Non occorsero repliche: un solo cenno autorevole equivalse a tutte le minacce della forza. In un attimo la laguna per buon tratto fu sgombra, ed allora cominciò una finta battaglia di galere; spettacolo militare ben degno di festeggiar l’ingresso di tanto vincitore.
Finito anche questo, il Doge ascese il Bucintoro col suo seguito, ed in mezzo ad uno strato di gondole, ed accompagnato dalle galere e dalle peote, venne alla Piazzetta, ove smontò passando sotto un arco trionfale. La gran piazza era tutta ornata di festoni di lauro, e di stoffe rare e magnifiche. Due vaste fontane gettavano vino, nè si diseccarono se non dopo tre giorni. All’intorno della corte del Palazzo Ducale vedeansi disposte molte tele dipinte dai nostri più eccellenti pittori, ed i soggetti delle pitture erano le gesta più luminose del capitan generale. Poich’egli ebbe ascesa la scala de’ Giganti, si compierono con lui le cerimonie usate con tutt’i Dogi, ed al fine fu condotto a’ suoi appartamenti per prendervi qualche riposo.
La sera v’ebbe pubblico festino nel Palazzo Ducale, che si ripetè per tre giorni mattina e sera, e di cui sarebbe inutile descrivere le particolarità, siccome cosa che allo stesso modo praticavasi, a un dipresso, fino ai nostri giorni in simili occasioni.
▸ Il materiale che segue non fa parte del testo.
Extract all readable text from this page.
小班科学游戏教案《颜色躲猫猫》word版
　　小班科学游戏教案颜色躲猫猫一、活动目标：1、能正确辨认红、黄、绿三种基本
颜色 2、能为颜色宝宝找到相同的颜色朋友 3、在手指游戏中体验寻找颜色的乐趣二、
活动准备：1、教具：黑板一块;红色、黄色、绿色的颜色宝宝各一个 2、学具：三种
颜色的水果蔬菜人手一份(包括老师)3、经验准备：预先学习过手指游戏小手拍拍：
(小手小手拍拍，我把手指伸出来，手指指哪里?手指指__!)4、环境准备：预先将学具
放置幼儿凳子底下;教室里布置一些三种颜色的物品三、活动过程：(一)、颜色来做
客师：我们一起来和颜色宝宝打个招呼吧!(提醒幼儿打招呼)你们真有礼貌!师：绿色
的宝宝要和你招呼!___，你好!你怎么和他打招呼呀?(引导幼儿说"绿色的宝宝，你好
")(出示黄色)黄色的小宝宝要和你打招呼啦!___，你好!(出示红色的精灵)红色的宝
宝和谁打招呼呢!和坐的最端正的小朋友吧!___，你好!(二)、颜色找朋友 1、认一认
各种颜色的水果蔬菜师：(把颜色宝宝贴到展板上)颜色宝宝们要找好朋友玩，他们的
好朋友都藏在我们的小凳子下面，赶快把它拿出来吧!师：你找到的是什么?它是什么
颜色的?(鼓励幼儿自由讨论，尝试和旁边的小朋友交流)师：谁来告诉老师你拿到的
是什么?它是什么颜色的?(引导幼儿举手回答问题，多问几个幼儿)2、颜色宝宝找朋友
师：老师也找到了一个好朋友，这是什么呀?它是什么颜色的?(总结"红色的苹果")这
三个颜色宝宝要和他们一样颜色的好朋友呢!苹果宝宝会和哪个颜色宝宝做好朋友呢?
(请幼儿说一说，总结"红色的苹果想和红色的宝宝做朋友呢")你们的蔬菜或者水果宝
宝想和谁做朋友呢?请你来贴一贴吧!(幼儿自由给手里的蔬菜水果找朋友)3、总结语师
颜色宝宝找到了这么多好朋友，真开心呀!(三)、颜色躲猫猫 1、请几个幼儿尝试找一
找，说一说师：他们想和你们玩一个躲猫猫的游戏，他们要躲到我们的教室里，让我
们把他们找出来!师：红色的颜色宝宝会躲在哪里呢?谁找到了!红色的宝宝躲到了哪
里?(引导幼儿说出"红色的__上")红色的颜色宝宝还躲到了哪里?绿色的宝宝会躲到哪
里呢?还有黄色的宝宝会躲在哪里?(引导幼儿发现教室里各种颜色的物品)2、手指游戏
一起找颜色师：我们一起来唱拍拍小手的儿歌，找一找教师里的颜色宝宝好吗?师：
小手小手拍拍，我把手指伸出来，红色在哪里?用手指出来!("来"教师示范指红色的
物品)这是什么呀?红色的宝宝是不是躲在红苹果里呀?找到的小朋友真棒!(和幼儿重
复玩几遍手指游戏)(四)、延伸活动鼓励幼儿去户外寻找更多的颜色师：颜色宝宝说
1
Non potrei però lasciar di parlare della maniera con cui furono guernite alcune sale per ordine del Governo. Tutte le pareti furono coperte di spoglie nemiche, che lo stesso Francesco Morosini acquistato avea. E chi potea fissare lo sguardo su quelle, senza sentire in sè un nobile orgoglio di essere concittadino di un tanto eroe, e di appartenere ad una così illustre Repubblica?